Tabor stared at Jaemu for a long moment. “Fucking clown,” he muttered.

“You see?” said Jaemu. “You don’t have to be Jarkko Jarvinen to call us that.”

“How long have you been in here?”

“Eleven days,” answered the Vitunpelay. “Or twenty-two exceptionally vile meals. Or half the life expectancy of that no-legged thing that is crawling alongside your foot.”

Tabor looked down, saw a large worm or small snake opening its mouth to take a bite out of his toe, shoe and all, and stomped on it with his other foot.

“Well, half the life expectancy if he was eleven days old,” continued Jaemu.

“Just out of curiosity,” said Tabor, “what are you doing on Cornwallis IV?”

“Am I?”

“Are you what?”

“On Cornwallis IV?”

“Yes,” said Tabor.

“How comforting to know,” said Jaemu. “Anyway, I was invited to come here.”

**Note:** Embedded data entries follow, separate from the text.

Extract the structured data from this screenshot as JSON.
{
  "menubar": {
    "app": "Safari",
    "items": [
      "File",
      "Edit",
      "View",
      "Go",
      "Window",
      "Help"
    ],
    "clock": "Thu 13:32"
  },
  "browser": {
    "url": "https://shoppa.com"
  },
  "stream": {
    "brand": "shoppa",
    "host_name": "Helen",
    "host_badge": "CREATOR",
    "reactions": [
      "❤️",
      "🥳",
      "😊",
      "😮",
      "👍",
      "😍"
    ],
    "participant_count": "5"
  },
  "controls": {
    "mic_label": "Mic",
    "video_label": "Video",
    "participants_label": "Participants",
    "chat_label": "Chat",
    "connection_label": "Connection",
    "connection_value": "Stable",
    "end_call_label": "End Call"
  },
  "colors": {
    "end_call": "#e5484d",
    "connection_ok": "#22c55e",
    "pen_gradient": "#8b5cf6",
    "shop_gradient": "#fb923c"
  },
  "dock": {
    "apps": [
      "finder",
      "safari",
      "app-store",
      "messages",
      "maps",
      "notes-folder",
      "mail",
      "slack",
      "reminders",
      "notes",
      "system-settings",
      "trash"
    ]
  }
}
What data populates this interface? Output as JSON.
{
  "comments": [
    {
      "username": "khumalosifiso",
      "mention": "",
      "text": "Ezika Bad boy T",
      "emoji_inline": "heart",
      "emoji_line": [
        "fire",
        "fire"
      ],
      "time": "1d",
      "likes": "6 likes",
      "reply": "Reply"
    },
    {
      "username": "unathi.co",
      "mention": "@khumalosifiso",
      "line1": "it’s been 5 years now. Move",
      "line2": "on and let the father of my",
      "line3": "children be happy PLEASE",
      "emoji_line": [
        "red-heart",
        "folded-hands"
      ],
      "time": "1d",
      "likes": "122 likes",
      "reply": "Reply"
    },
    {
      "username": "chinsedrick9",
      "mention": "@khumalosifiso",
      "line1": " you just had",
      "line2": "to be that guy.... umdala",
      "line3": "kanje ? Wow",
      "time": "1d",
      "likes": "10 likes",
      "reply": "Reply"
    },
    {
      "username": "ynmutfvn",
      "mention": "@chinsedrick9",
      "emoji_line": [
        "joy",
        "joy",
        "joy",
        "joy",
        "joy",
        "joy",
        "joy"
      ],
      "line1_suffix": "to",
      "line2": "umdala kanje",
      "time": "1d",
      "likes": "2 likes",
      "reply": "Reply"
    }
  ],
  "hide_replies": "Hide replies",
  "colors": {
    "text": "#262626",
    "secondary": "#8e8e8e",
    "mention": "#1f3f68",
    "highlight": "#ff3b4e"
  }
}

“By the government?” asked Tabor.

“Well, by a government.”

“They have more than one here?”

“You are understanding me too fast,” said Jaemu. “It was suggested I come here by the government of Batelliot VII.” He paused thoughtfully. “And I’m pretty sure the government of Milago II was in full agreement.”

“I take it you’re not the most popular clown in the galaxy,” said Tabor.

“Not even the second most popular, if truth be known,” answered Jaemu. He paused thoughtfully. “What planet or planets were you thrown off of?”

“None.”

“Really?” said Jaemu, surprised. “Then what are you doing here?”

“I told you,” replied Tabor. “I slugged some police officers.”

“I mean, what are you doing on this planet at all?”